School of Sciences and Humanities, Nazarbayev University, Nur-Sultan, Kazakhstan.
Faculty of Education and Humanities, Suleyman Demirel University, Almaty, Kazakhstan.
Front Immunol. 2020 Oct 1;11:571319. doi: 10.3389/fimmu.2020.571319. eCollection 2020.
Psoriasis is a chronic inflammatory condition that predominantly affects the skin and is associated with extracutaneous disorders, such as inflammatory bowel disease and arthritis. Changes in gut immunology and microbiota are important drivers of proinflammatory disorders and could play a role in the pathogenesis of psoriasis. Therefore, we explored whether psoriasis in a Central Asian cohort is associated with alterations in select immunological markers and/or microbiota of the gut.
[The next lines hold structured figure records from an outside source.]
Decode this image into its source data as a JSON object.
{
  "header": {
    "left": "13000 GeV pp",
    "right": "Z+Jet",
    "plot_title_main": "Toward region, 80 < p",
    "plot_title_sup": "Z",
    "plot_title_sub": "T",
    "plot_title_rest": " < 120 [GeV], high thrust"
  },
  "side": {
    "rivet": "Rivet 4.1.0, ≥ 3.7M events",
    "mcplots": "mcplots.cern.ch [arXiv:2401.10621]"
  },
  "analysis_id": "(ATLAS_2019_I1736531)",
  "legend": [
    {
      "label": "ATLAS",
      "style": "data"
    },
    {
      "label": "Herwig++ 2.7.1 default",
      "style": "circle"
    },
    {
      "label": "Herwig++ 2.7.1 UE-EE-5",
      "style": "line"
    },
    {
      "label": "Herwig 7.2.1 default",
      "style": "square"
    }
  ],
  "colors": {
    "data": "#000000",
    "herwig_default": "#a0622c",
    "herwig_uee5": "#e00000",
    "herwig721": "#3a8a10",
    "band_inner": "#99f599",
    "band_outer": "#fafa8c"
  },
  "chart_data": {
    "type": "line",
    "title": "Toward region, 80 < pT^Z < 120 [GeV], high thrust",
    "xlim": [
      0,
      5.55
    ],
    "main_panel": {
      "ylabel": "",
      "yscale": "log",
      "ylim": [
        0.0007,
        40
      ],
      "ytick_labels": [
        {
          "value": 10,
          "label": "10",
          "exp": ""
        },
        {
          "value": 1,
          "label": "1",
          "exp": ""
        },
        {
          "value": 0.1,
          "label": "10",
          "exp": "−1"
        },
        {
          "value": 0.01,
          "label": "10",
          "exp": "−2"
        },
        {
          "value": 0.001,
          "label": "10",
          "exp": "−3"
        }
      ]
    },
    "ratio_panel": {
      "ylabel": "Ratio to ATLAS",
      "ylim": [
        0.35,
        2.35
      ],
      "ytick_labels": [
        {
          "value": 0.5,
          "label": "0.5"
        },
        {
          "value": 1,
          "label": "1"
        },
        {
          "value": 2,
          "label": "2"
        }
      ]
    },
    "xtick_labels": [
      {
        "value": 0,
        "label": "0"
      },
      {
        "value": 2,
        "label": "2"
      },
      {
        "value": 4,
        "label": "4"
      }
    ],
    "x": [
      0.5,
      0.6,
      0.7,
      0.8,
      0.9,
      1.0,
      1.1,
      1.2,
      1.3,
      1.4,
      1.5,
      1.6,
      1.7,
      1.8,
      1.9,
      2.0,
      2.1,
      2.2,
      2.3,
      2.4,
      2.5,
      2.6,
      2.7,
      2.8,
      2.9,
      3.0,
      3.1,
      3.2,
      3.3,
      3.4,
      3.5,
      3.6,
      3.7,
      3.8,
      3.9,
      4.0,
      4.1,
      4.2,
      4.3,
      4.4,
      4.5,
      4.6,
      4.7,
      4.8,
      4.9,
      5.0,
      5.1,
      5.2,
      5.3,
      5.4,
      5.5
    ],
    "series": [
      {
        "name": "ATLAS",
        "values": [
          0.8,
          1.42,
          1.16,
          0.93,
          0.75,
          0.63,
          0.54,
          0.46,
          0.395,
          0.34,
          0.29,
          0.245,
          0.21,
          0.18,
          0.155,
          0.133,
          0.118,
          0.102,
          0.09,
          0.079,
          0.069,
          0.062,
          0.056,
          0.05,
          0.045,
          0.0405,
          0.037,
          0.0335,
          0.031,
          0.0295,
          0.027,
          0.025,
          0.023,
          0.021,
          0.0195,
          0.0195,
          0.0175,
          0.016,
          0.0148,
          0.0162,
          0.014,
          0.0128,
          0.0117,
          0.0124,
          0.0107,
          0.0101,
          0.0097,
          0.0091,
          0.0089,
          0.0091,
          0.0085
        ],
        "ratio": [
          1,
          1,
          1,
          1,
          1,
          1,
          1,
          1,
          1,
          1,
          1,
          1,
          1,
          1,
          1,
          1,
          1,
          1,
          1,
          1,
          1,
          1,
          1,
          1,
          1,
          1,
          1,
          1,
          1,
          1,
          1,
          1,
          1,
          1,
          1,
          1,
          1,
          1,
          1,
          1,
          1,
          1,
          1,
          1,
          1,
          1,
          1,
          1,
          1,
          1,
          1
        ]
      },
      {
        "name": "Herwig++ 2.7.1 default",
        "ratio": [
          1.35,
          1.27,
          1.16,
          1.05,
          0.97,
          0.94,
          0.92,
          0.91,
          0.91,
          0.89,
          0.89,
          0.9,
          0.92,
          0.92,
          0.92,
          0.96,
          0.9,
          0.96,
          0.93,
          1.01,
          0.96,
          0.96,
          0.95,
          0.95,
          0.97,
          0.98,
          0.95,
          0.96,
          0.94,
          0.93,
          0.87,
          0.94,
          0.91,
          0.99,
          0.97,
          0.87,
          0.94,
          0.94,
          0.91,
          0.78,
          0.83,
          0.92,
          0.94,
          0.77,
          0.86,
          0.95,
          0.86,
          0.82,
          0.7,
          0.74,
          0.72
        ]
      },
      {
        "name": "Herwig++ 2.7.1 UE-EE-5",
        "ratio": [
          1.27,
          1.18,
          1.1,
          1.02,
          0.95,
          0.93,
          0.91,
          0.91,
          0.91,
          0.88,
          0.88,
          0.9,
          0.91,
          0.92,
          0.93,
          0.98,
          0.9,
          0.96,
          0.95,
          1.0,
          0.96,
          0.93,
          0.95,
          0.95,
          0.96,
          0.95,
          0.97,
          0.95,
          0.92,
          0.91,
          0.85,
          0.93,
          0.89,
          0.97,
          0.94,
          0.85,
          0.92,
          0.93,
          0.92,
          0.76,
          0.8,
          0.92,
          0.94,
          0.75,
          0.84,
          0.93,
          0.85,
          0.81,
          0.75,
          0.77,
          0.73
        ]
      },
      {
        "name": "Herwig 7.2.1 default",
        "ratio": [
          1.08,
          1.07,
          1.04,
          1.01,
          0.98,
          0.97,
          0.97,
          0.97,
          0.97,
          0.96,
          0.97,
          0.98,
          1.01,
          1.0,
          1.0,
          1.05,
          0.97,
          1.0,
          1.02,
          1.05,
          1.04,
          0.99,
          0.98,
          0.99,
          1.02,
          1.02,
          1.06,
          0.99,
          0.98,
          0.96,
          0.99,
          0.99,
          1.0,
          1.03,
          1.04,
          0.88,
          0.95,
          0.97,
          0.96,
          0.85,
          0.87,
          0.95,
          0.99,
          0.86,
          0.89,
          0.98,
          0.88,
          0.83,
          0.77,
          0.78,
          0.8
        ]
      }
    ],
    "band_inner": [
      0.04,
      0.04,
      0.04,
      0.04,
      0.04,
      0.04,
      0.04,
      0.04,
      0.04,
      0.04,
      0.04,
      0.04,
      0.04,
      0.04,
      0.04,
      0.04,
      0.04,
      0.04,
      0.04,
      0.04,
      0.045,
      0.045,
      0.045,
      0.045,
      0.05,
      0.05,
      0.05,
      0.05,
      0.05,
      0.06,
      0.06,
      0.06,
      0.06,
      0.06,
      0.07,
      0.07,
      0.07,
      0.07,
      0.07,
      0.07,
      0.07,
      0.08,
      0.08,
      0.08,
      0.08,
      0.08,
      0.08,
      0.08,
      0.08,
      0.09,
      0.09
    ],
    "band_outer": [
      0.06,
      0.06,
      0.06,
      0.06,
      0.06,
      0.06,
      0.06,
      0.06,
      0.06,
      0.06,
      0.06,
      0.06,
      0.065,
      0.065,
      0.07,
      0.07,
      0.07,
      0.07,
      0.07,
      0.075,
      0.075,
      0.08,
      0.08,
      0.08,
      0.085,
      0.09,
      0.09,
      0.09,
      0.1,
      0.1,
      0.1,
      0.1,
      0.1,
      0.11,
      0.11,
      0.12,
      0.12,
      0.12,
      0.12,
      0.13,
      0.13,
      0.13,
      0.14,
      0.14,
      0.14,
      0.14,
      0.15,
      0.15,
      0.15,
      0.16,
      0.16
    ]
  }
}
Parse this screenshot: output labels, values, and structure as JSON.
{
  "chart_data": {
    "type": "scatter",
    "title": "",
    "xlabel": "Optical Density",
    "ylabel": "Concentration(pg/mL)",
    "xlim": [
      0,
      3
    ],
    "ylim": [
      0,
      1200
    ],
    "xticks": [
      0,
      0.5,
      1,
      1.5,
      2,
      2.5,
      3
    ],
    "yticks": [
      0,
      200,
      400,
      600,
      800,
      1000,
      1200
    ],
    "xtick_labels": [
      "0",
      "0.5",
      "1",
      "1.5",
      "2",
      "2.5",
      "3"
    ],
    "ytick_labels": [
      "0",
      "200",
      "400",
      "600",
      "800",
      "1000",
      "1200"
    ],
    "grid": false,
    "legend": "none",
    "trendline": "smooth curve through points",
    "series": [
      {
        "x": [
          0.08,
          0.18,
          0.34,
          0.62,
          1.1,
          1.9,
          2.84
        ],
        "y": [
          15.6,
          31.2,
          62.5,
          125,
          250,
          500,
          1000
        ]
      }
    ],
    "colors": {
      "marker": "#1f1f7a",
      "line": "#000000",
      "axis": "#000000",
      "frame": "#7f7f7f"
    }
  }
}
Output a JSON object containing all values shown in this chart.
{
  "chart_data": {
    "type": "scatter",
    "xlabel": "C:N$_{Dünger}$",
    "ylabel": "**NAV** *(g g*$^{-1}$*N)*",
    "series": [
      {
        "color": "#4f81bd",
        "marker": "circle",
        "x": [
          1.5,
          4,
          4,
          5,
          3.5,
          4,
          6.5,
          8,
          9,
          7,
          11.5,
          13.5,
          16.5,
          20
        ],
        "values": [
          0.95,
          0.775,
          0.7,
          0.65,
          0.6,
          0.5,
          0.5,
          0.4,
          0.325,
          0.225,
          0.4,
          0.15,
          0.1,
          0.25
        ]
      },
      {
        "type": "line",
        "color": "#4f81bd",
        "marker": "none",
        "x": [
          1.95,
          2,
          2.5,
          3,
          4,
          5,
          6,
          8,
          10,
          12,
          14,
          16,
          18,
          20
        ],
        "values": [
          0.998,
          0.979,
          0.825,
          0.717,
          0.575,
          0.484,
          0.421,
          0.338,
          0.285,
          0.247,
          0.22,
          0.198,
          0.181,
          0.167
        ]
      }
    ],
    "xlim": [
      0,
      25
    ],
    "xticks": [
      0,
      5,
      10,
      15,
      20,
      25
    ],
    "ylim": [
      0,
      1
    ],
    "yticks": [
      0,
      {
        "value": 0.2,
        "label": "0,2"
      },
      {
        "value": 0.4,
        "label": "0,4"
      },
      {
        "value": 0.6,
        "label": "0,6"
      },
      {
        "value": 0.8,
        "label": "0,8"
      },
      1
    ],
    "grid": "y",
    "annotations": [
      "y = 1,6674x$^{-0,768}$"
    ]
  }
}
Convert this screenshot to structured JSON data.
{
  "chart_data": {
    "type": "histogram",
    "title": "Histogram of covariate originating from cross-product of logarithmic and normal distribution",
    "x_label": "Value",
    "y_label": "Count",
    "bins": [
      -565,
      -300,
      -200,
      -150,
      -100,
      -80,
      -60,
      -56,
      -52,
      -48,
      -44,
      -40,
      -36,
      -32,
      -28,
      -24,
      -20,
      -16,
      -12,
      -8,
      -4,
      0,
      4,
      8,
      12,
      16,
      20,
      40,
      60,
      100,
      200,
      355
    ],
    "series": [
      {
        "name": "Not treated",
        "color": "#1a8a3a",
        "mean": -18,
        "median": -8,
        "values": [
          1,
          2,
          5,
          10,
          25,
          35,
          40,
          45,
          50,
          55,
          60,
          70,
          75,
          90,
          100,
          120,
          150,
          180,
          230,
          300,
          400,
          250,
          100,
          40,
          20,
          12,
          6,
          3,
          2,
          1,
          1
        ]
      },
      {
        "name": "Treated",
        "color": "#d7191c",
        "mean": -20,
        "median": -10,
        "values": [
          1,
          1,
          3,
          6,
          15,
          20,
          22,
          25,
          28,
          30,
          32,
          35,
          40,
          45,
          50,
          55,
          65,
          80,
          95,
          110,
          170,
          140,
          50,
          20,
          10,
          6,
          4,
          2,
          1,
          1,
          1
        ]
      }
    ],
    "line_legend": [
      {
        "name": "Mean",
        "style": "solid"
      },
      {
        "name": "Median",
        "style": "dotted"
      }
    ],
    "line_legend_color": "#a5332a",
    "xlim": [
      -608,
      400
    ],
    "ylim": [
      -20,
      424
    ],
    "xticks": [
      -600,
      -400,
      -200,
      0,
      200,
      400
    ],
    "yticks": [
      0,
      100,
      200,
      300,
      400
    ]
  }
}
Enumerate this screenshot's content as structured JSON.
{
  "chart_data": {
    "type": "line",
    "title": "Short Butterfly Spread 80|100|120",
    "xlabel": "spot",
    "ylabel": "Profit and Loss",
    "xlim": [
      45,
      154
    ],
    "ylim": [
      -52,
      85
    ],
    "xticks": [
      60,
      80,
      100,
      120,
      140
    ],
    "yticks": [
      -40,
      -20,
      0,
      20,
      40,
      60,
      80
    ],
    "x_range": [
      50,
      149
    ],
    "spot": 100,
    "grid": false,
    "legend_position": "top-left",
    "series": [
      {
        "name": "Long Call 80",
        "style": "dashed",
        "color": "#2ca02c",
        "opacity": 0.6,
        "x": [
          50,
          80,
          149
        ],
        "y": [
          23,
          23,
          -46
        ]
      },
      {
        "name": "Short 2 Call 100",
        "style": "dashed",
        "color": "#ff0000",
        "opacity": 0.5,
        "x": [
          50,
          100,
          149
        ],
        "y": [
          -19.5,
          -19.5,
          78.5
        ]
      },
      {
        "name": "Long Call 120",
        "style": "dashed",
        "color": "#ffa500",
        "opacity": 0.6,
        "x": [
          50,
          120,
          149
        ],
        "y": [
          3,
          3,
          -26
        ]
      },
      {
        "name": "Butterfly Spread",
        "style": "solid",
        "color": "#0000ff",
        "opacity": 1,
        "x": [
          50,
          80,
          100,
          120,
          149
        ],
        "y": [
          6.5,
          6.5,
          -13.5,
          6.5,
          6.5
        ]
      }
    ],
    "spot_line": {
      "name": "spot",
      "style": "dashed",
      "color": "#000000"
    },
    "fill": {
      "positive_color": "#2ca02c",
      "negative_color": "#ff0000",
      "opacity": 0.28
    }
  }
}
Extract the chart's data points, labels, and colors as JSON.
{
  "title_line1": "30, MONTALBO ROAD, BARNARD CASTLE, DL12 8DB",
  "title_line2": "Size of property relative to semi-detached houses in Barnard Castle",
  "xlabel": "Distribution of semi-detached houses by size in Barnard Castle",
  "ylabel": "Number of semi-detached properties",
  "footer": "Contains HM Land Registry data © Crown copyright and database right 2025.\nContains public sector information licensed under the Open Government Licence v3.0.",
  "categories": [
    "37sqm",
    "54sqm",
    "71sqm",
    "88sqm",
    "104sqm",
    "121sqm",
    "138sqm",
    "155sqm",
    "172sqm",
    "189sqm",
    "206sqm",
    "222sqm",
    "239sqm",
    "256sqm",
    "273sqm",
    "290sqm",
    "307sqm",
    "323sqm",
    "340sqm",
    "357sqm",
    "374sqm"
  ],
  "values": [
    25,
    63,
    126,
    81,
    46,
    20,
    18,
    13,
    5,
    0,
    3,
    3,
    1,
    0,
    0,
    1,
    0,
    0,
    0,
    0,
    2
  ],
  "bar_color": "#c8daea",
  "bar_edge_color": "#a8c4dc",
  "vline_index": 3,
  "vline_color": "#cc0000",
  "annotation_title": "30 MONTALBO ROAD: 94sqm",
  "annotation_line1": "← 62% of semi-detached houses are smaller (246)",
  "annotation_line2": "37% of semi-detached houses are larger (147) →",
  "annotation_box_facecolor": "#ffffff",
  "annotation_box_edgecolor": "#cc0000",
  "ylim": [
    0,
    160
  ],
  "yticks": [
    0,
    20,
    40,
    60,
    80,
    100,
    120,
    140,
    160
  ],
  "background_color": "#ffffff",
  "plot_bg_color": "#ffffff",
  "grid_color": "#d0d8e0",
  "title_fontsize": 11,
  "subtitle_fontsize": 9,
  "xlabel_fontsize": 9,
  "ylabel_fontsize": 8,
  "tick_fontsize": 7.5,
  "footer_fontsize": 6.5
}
We undertook a case-control study of stool samples collected from outpatients, aged 30-45 years, of a dermatology clinic in Kazakhstan presenting with plaque, guttate, or palmoplantar psoriasis ( = 20), and age-sex matched subjects without psoriasis ( = 20). Stool supernatant was subjected to multiplex ELISA to assess the concentration of 47 cytokines and immunoglobulins and to 16S rRNA gene sequencing to characterize microbial diversity in both psoriasis participants and controls.
The psoriasis group tended to have higher concentrations of most analytes in stool (29/47 = 61.7%) and gut IL-1α was significantly elevated (4.19-fold, = 0.007) compared to controls. Levels of gut IL-1α in the psoriasis participants remained significantly unaltered up to 3 months after the first sampling ( = 0.430). Psoriasis was associated with alterations in gut , including elevated and decreased and abundance, but no association was observed between gut microbial diversity or ratios and disease status.
Psoriasis may be associated with gut inflammation and dysbiosis. Studies are warranted to explore the use of gut microbiome-focused therapies in the management of psoriasis in this under-studied population.
银屑病是一种慢性炎症性疾病,主要影响皮肤,并与肠道外疾病有关,如炎症性肠病和关节炎。肠道免疫和微生物群的变化是促炎疾病的重要驱动因素,并且可能在银屑病的发病机制中发挥作用。因此,我们探讨了中亚队列中的银屑病是否与肠道中特定免疫标志物和/或微生物群的改变有关。
我们对来自哈萨克斯坦一家皮肤科诊所的 30-45 岁门诊患者的粪便样本进行了病例对照研究,这些患者患有斑块状、点滴状或掌跖状银屑病( = 20 例),并与年龄和性别匹配的无银屑病患者( = 20 例)进行了对照。对粪便上清液进行了多重 ELISA 检测,以评估 47 种细胞因子和免疫球蛋白的浓度,并进行了 16S rRNA 基因测序,以评估银屑病患者和对照者肠道微生物多样性。
银屑病组的粪便中大多数分析物的浓度较高(29/47 = 61.7%),并且肠道白介素-1α显著升高(4.19 倍, = 0.007),与对照组相比。在首次采样后 3 个月内,银屑病患者的肠道白介素-1α水平仍保持显著不变( = 0.430)。银屑病与肠道 有关,包括升高的 和降低的 和 丰度,但肠道微生物多样性或 比值与疾病状态之间没有关联。
银屑病可能与肠道炎症和菌群失调有关。有必要进行研究,以探讨在这一研究较少的人群中使用肠道微生物组为重点的治疗方法来治疗银屑病。